O’Donnell’s problems were obvious from the start. But Buck and Mourdock were decent, if overly combative candidates. They and Angle began their races running well against their Democratic opponents, only to blow them in the homestretch. Even O’Donnell held one slim lead in a Rasmussen poll, clearly an outlier.

Plenty of establishment candidates have also blown winnable Senate races in recent years, notably including Wisconsin’s Tommy Thompson in 2012. But complaining about double standards isn’t going to get more conservatives nominated and elected.

It’s also clear that the establishment is fighting back, trying to deny conservative groups primary victories so as to dry up their future fundraising and going so far as to support primary challenges to certain conservative incumbents.

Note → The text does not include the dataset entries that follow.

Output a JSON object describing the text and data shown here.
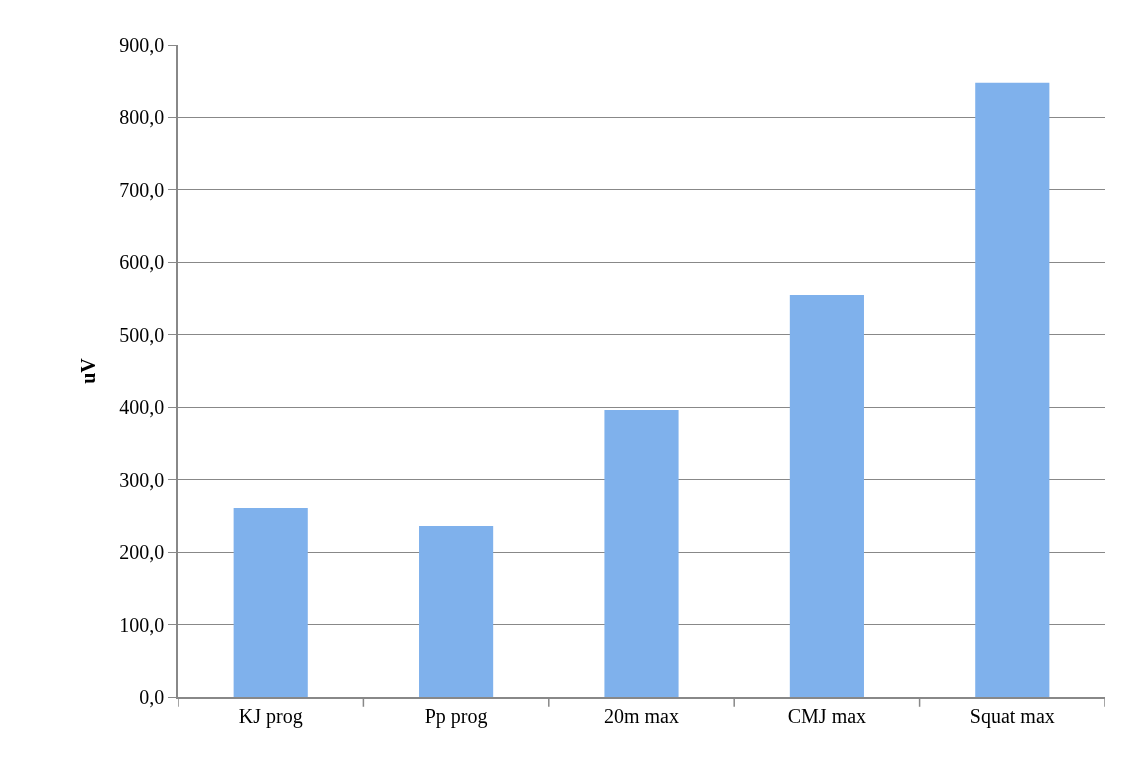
{
  "chart_data": {
    "type": "bar",
    "ylabel": "uV",
    "categories": [
      "KJ prog",
      "Pp prog",
      "20m max",
      "CMJ max",
      "Squat max"
    ],
    "values": [
      261,
      236,
      396,
      555,
      848
    ],
    "color": "#7fb1ec",
    "ylim": [
      0,
      900
    ],
    "yticks": [
      {
        "value": 0,
        "label": "0,0"
      },
      {
        "value": 100,
        "label": "100,0"
      },
      {
        "value": 200,
        "label": "200,0"
      },
      {
        "value": 300,
        "label": "300,0"
      },
      {
        "value": 400,
        "label": "400,0"
      },
      {
        "value": 500,
        "label": "500,0"
      },
      {
        "value": 600,
        "label": "600,0"
      },
      {
        "value": 700,
        "label": "700,0"
      },
      {
        "value": 800,
        "label": "800,0"
      },
      {
        "value": 900,
        "label": "900,0"
      }
    ],
    "grid": "y",
    "legend": false
  }
}
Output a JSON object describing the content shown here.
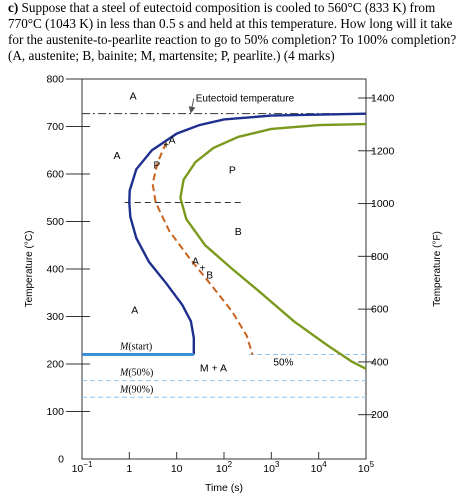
{
  "question": {
    "label": "c)",
    "text": "Suppose that a steel of eutectoid composition is cooled to 560°C (833 K) from 770°C (1043 K) in less than 0.5 s and held at this temperature. How long will it take for the austenite-to-pearlite reaction to go to 50% completion? To 100% completion?  (A, austenite; B, bainite; M, martensite; P, pearlite.) (4 marks)"
  },
  "chart_data": {
    "type": "line",
    "title": "",
    "xlabel": "Time (s)",
    "ylabel": "Temperature (°C)",
    "y2label": "Temperature (°F)",
    "xscale": "log",
    "xlim": [
      0.1,
      100000
    ],
    "ylim": [
      0,
      800
    ],
    "x_ticks": [
      {
        "value": 0.1,
        "base": "10",
        "exp": "−1"
      },
      {
        "value": 1,
        "base": "1",
        "exp": ""
      },
      {
        "value": 10,
        "base": "10",
        "exp": ""
      },
      {
        "value": 100,
        "base": "10",
        "exp": "2"
      },
      {
        "value": 1000,
        "base": "10",
        "exp": "3"
      },
      {
        "value": 10000,
        "base": "10",
        "exp": "4"
      },
      {
        "value": 100000,
        "base": "10",
        "exp": "5"
      }
    ],
    "y_ticks": [
      0,
      100,
      200,
      300,
      400,
      500,
      600,
      700,
      800
    ],
    "y2_ticks": [
      200,
      400,
      600,
      800,
      1000,
      1200,
      1400
    ],
    "eutectoid": {
      "label": "Eutectoid temperature",
      "temp": 727
    },
    "region_labels": [
      {
        "text": "A",
        "x": 1.2,
        "y": 765
      },
      {
        "text": "A",
        "x": 0.55,
        "y": 640
      },
      {
        "text": "P",
        "x": 150,
        "y": 610
      },
      {
        "text": "B",
        "x": 200,
        "y": 480
      },
      {
        "text": "A",
        "x": 1.3,
        "y": 315
      },
      {
        "text": "M + A",
        "x": 60,
        "y": 193
      }
    ],
    "transition_labels": [
      {
        "text": "+",
        "x": 6,
        "y": 662
      },
      {
        "text": "A",
        "x": 8,
        "y": 673
      },
      {
        "text": "P",
        "x": 3.8,
        "y": 620
      },
      {
        "text": "A",
        "x": 25,
        "y": 418
      },
      {
        "text": "+",
        "x": 35,
        "y": 403
      },
      {
        "text": "B",
        "x": 50,
        "y": 388
      }
    ],
    "series": [
      {
        "name": "",
        "color": "#1f2f8f",
        "points": [
          [
            100000,
            727
          ],
          [
            1000,
            723
          ],
          [
            100,
            715
          ],
          [
            30,
            703
          ],
          [
            10,
            685
          ],
          [
            3,
            650
          ],
          [
            1.4,
            610
          ],
          [
            1.02,
            565
          ],
          [
            1.0,
            540
          ],
          [
            1.05,
            510
          ],
          [
            1.4,
            465
          ],
          [
            2.6,
            415
          ],
          [
            6,
            370
          ],
          [
            13,
            325
          ],
          [
            20,
            290
          ],
          [
            23,
            255
          ],
          [
            23,
            220
          ]
        ]
      },
      {
        "name": "",
        "color": "#7a9a1e",
        "points": [
          [
            100000,
            705
          ],
          [
            10000,
            703
          ],
          [
            1000,
            695
          ],
          [
            200,
            678
          ],
          [
            60,
            655
          ],
          [
            25,
            625
          ],
          [
            14,
            588
          ],
          [
            12,
            550
          ],
          [
            16,
            505
          ],
          [
            40,
            450
          ],
          [
            150,
            400
          ],
          [
            600,
            350
          ],
          [
            3000,
            290
          ],
          [
            15000,
            240
          ],
          [
            50000,
            205
          ],
          [
            100000,
            190
          ]
        ]
      },
      {
        "name": "50%",
        "color": "#c8641e",
        "points": [
          [
            6,
            666
          ],
          [
            4,
            625
          ],
          [
            3.1,
            580
          ],
          [
            3.6,
            540
          ],
          [
            7,
            480
          ],
          [
            18,
            425
          ],
          [
            50,
            370
          ],
          [
            150,
            310
          ],
          [
            300,
            260
          ],
          [
            400,
            220
          ]
        ]
      }
    ],
    "martensite": [
      {
        "label": "M(start)",
        "temp": 220
      },
      {
        "label": "M(50%)",
        "temp": 165
      },
      {
        "label": "M(90%)",
        "temp": 130
      }
    ],
    "hold_temp": 540,
    "pct_label": "50%"
  }
}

They don’t have much to show for the latter project yet, as evidenced by Walter Jones winning his primary. But some key Tea Party groups—already in many cases under fire for not spending enough money on the races off which they fundraise—don’t have a good batting average this year.

Like past iterations of the conservative movement, the Tea Party has helped pull the Republican establishment to the right. After Ronald Reagan, Republican presidential candidates stopped sounding like Gerald Ford or Richard Nixon. Mitt Romney and George W. Bush use more conservative rhetoric than George Romney or George H.W. Bush.

Jon Huntsman, widely considered a “liberal” Republican in the 2012 presidential primary, had a record and platform to the right of 2008 nominee John McCain’s.

It takes more than red meat to chop the federal government back down to its constitutional size, however. And in a political climate where Republican bosses are starting to hit back and rank-and-file primary voters are recovering their desire to win at all costs, bad Tea Party candidates have the potential to drag the good ones down with them.

Conservatives are used to this dilemma. Indiscriminately voting for every politician with an “R” next to his or her name doesn’t produce conservative government even if the Republican wins in November. And neither does sending up conservative-sounding candidates who lose.

W. James Antle III is editor of the Daily Caller News Foundation and author of Devouring Freedom: Can Big Government Ever Be Stopped?